Тугой корсет, темная ткань струится до пола, мои любимые туфли безжалостно высмеяны за слишком широкий нос.
— Поветки всегда были той обувью, что видят лишь мужья и любовники на своих женщинах. Но и башмаки не то, что пристало носить незамужней леди. Посмотри, как изящно смотрится тонкий носик туфельки выглядывающий из-под подола. Или твои башмаки, чуть ли не квадратные и явно мужского фасона. Ты можешь их надевать, когда идешь на природу, на капище — туда, где придется много ходить.
— Нельзя скрывать такую шею, — продолжает Роберта, и Сабия помогает ей собрать мои волосы в высокую прическу, имитирующую замужний узел. Служанка смотрит на меня сияющими глазами, и подает моей мучительнице ларец с косметикой.
— Ты молода и красива, Игрейн, все что нужно лишь оттенить глаза, никакой помады или, упаси Боги, румян. Духи тебе тоже не нужны — достаточно запаха чистого тела и притираний для волос. Не стоит вонять на всю крепость подобно парфюмерной лавке. Вот и все, мы готовы идти на завтрак.
— Наверное, ты права, — я смотрю на себя в зеркало и сдерживаю слезы. Будто мама жива — я никогда не придавала значения одежде и моим гардеробом заведовала леди Адалберт. Служанок для меня тоже подбирала она.
— За исключением нескольких эпизодов, я всегда права. Ты выглядела чисто и свежо, единственная из всей королевской своры, — Роберта мизинцем убирает повисшую на моих ресницах слезу. — И теперь я знаю, чья это была заслуга.
Мы не произвели за завтраком фурора — мужчины, как правило, редко обращают внимания не мелкие изменения в женском облике.
— Ясного утра, леди Лайсса, леди Адалберт, — Инира улыбается, приветствуя нас первой, так, будто она хозяйка крепости ожидающая своих подруг на завтраке. Роберта едко хмыкает:
— И вам не хворать, миледи Звездочка, — от этого приветствия Инира поменялась в лице. Лидда Терцис едко хмыкает и с уважением смотрит на Роберту. Леди Лайсса непринужденно усаживается на мое место, и указывает на стул подле себя:
— Не годится юной, невинной деве сидеть рядом с холостым мужчиной. Не дергайтесь, леди Звездочка, вас это точно не может скомпрометировать. Где же гуляет милорд Амлаут? Отчего мы все томимся голодом в ожидании маркиза?
— Прошу прощения, — Атолгар входит в обеденный зал как раз вовремя речи Роберты. — Я всего лишь зашел за Игрейн, но ее в покоях не оказалось.

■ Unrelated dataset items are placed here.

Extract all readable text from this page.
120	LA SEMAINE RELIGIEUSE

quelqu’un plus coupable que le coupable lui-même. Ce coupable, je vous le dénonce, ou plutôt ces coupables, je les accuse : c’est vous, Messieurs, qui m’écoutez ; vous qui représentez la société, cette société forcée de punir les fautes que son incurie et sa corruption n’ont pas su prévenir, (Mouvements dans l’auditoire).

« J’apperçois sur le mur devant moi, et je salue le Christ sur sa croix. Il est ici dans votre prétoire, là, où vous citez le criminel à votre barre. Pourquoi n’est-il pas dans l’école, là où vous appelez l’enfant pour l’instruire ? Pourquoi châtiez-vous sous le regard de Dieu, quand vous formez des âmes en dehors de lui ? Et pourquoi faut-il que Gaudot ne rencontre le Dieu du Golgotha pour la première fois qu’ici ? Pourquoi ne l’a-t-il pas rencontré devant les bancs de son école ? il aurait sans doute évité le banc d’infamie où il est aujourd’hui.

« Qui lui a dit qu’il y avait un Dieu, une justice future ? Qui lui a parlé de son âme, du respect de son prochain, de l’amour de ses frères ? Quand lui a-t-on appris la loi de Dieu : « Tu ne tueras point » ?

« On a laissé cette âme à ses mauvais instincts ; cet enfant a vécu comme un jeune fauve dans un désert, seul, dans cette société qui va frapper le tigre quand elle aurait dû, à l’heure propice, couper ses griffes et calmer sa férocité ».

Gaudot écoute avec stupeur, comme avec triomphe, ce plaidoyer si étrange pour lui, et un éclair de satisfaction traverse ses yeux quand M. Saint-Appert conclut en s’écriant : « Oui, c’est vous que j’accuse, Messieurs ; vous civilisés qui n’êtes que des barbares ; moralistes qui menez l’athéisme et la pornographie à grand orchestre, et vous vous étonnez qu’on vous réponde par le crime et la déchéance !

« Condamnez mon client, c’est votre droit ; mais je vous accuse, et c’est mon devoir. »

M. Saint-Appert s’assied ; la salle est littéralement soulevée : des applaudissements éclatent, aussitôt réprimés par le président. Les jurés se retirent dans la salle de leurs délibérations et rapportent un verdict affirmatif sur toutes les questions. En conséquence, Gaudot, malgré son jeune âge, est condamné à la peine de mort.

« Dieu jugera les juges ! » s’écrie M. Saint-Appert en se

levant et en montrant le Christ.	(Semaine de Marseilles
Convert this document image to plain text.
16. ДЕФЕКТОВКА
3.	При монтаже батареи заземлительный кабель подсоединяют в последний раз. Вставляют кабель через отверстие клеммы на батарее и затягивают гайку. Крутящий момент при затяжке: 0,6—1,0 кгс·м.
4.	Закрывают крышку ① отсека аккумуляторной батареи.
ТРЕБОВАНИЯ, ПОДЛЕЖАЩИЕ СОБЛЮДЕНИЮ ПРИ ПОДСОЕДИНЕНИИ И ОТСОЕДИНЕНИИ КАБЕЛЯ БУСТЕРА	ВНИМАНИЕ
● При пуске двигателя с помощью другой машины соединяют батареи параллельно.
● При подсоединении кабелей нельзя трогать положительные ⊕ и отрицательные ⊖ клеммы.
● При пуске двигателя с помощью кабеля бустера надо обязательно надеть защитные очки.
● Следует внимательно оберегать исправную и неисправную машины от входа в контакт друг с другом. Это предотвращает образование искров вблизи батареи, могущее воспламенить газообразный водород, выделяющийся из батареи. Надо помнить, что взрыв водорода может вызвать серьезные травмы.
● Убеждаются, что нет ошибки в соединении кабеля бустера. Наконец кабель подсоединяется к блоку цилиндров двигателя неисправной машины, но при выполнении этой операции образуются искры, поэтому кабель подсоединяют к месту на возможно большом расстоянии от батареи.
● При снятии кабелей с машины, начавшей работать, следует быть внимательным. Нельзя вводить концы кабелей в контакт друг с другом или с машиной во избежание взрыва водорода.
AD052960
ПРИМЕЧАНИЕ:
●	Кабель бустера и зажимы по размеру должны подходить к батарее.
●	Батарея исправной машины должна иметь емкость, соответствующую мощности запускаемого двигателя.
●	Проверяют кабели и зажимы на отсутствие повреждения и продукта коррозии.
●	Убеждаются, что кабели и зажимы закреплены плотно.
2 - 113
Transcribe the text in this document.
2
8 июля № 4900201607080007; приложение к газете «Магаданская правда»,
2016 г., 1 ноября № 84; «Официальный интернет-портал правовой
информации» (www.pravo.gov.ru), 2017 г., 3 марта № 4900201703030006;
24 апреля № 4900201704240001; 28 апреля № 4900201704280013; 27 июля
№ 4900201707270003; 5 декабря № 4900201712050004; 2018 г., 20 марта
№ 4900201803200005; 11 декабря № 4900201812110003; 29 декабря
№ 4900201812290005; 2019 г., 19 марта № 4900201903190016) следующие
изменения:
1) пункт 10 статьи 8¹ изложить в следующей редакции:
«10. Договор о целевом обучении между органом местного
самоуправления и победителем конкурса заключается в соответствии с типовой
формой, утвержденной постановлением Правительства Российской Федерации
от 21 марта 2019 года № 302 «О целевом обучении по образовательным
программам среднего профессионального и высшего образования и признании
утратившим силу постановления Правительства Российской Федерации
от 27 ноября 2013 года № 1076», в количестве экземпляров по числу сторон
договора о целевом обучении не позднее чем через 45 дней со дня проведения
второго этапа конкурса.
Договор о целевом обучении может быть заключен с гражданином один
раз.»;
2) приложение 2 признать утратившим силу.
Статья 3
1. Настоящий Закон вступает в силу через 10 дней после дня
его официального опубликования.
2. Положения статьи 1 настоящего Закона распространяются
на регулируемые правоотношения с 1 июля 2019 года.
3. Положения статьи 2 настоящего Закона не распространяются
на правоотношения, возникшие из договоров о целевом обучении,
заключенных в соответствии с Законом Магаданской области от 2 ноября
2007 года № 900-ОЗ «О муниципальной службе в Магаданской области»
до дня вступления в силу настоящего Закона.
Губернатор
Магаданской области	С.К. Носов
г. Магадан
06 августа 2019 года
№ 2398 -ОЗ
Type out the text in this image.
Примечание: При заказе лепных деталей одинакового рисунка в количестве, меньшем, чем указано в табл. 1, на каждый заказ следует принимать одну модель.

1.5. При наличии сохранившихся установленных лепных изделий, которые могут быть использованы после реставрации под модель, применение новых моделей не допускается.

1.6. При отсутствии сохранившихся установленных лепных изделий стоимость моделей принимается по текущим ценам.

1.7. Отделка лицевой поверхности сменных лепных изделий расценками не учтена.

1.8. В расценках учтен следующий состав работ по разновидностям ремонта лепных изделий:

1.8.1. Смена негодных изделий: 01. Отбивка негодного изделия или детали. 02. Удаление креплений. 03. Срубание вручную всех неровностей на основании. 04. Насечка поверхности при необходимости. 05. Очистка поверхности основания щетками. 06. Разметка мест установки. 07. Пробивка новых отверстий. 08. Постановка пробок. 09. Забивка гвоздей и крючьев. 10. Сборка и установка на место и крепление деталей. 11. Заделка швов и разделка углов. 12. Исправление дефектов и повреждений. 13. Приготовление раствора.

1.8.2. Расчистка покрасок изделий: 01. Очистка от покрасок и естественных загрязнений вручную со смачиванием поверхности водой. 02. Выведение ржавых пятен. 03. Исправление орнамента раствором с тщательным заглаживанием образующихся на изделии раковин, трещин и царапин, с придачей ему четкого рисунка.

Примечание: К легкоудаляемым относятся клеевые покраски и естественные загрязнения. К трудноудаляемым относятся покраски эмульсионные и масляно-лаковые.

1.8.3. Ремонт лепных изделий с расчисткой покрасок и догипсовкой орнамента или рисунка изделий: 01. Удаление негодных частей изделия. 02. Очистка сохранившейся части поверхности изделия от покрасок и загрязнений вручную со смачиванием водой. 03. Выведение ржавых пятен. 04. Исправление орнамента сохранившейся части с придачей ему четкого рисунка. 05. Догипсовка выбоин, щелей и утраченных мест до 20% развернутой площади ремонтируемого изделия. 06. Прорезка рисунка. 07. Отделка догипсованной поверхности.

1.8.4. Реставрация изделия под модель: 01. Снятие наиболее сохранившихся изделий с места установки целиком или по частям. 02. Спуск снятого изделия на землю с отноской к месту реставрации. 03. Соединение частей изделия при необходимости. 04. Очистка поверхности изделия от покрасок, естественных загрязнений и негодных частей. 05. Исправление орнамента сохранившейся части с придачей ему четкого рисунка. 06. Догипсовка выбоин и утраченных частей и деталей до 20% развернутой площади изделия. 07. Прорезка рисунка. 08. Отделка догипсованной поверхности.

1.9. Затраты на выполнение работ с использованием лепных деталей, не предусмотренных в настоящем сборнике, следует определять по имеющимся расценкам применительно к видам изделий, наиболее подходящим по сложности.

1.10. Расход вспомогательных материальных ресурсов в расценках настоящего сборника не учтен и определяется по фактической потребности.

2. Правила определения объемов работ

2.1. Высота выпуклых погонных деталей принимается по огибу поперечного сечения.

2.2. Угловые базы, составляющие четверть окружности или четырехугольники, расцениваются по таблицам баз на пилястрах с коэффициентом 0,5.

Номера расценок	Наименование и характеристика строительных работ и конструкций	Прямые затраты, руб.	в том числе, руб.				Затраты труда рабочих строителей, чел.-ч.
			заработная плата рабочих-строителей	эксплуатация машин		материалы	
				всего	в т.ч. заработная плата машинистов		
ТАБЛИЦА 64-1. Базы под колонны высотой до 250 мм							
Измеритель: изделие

— Не стоит утруждаться, милорд, леди Адалберт теперь моя забота, — сладко улыбается леди Лайсса. Все происходящее доставляет ей чистой удовольствие. — Прекрасный браслет, Инира, отличный выбор, маркиз. Вы уже прошли представление Богам? Друид одобрил ваш предстоящий брак? Отчего вы хмуритесь, милорд? Мне, знаете ли, еще свою подопечную замуж выдавать, а чужая свадьба отличное место для знакомств.
— Роберта, кому как не вам знать…
— Не желаю знать, милорд, — жестко отрезает миледи. — Желаю видеть, и озвучивать то, что вижу. Ковен сводит меня с ума — вы держите нейтралитет не только по отношению к двум Динам, вы еще и правила хорошего тона игнорируете. Вот только не всем и дальше жить здесь.